It is a universally accepted truth that whenever one heads home to the motherland in Asia – whichever country that may be – there are always two questions one is required to field.
The first is what most of us have come to learn to shrug off as a way of life. An unavoidable obstacle. A rite of passage, if you will.
Anyone. Anyone at all: “Do you have a boy/girlfriend?”
Anyone: “What? Why not!? HOW CAN THAT BE!?”
You: “Oh you know. I’m, um, really focusing on my career right now.”
Anyone: “But you’re so smart/attractive/*insert any adjective that makes it completely offensive to be single*!”
On the flip side however, the second question, though equally overwhelming, is much more manageable and appropriate for beginners.
Anyone: “What do you want to eat?”
You: “Anything. Wait. No – everything.”
The problem isn’t that we’re clueless about cuisine; the issue is that the selection is just too great. It could mean an evening chowing on street food at the night market, slurping the best beef noodle soup in a stall that would be lucky to given a C- by the health department in the U.S., or noshing on juicy pork dumplings marinating in their own broth.
On a solo trip to Taiwan, my grandfather posed question two late on my first evening to me, when obviously at that point we were beyond question one. In the mood to hit my list of eats ASAP, I answered, “Shao bing you tiao,” a typical Taiwanese breakfast that consists of a savory, flaky pastry that envelops a deep fried length of dough, and occasionally sandwiching eggs as well. Hearing this, my grandfather kicked into action, going straight into a game plan for the following morning in which he proclaimed we would go to “the most famous shao bing stand in all of Taichung,” “Taichung” being our home city. With that being said, we set off at 9a sharp the next day to the famed purveyor of all things shao bing, which turned out to be only a brisk walk from the house.

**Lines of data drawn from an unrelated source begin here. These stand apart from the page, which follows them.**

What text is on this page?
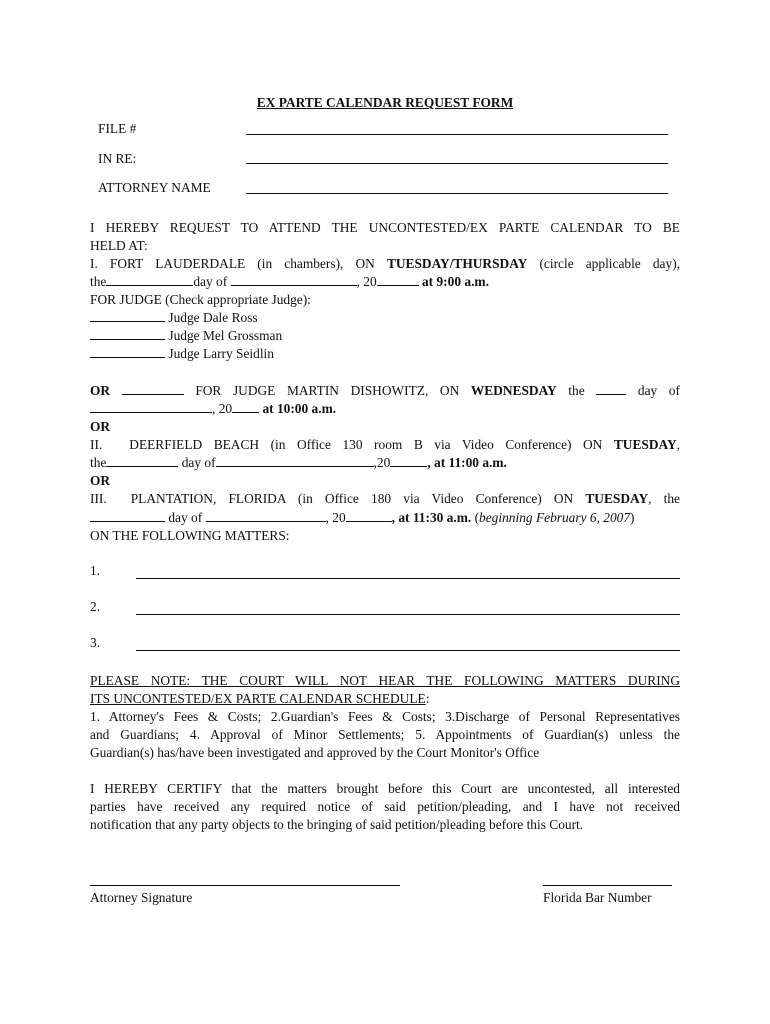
EX PARTE CALENDAR REQUEST FORM
FILE #
IN RE:
ATTORNEY NAME
I HEREBY REQUEST TO ATTEND THE UNCONTESTED/EX PARTE CALENDAR TO BE
HELD AT:
I. FORT LAUDERDALE (in chambers), ON TUESDAY/THURSDAY (circle applicable day),
the	day of	, 20	at 9:00 a.m.
FOR JUDGE (Check appropriate Judge):
Judge Dale Ross
Judge Mel Grossman
Judge Larry Seidlin
OR	FOR JUDGE MARTIN DISHOWITZ, ON WEDNESDAY the	day of
, 20 at 10:00 a.m.
OR
II. DEERFIELD BEACH (in Office 130 room B via Video Conference) ON TUESDAY,
the	day of	,20	, at 11:00 a.m.
OR
III. PLANTATION, FLORIDA (in Office 180 via Video Conference) ON TUESDAY, the
day of	, 20	, at 11:30 a.m. (beginning February 6, 2007)
ON THE FOLLOWING MATTERS:
1.
2.
3.
PLEASE NOTE: THE COURT WILL NOT HEAR THE FOLLOWING MATTERS DURING
ITS UNCONTESTED/EX PARTE CALENDAR SCHEDULE:
1. Attorney's Fees & Costs; 2.Guardian's Fees & Costs; 3.Discharge of Personal Representatives
and Guardians; 4. Approval of Minor Settlements; 5. Appointments of Guardian(s) unless the
Guardian(s) has/have been investigated and approved by the Court Monitor's Office
I HEREBY CERTIFY that the matters brought before this Court are uncontested, all interested
parties have received any required notice of said petition/pleading, and I have not received
notification that any party objects to the bringing of said petition/pleading before this Court.
Attorney Signature	Florida Bar Number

Look at that glorious you tiao sitting atop the shao bing with an egg, accompanied by scallion pancakes and a glass of soy milk. Just. Glorious.
And delicious the breakfast was. The shao bing crumbled with every bite and the you tiao stayed crispy, even after hugging the egg between my two hands. The delectable cycle would then start all over again after each sip of soy milk I took, cleansing my palate every few moments. The two of us enjoyed the silence as we sat on our rickety, very made-in-Taiwan chairs, chewing in focus and relishing a rare one-on-one meal.

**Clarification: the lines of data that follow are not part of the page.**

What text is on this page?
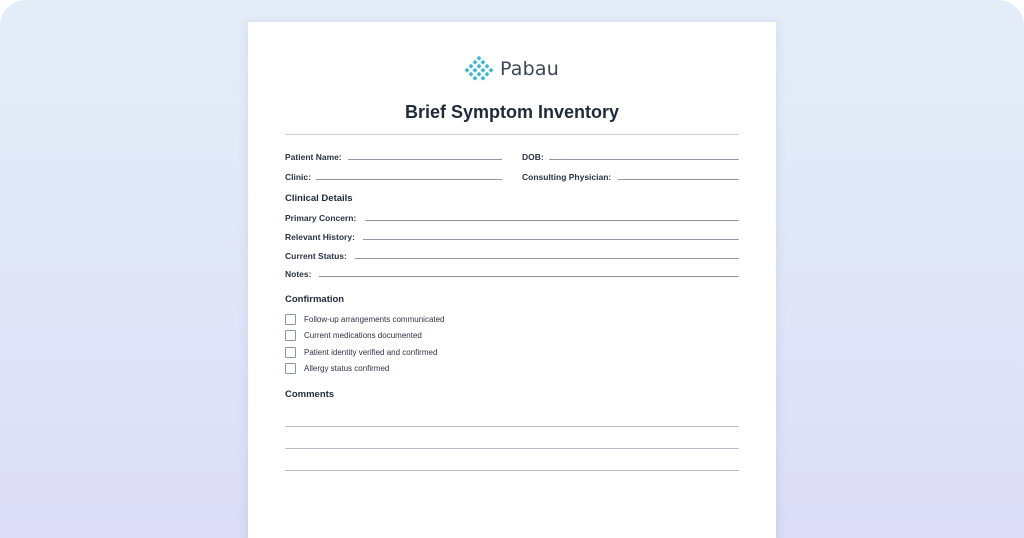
Pabau
Brief Symptom Inventory
Patient Name:	DOB:
Clinic:	Consulting Physician:
Clinical Details
Primary Concern:
Relevant History:
Current Status:
Notes:
Confirmation
Follow-up arrangements communicated
Current medications documented
Patient identity verified and confirmed
Allergy status confirmed
Comments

As the entire experience sadly came to a conclusion, my grandfather and I gathered up our belongings as we prepared for the short trek home. It is important to note that my grandfather is our family’s in-house Ansel Adams. He is therefore committed to documenting each occasion in life no matter how significant with his digital camera, which he has only recently graduated to from the disposable camera. Exiting the shao bing stand, he chirped that I had to get a picture of the most famous shao bing joint in the city.
I obliged, and positioned myself as best I could in front of the place, squinting into the sun, but not before I saw the brows in my grandfather’s face furrowed in a deep frown. I blinked a few times in confusion before finally asking what was wrong.
My grandfather: “This is the most famous place in Taichung for shao bing! You have not visited Taiwan in YEARS! Don’t you think it is more important that when you go back you show them a picture of ME in front of here!?”
Turns out my grandfather and I can’t be the subjects in the same photo simultaneously.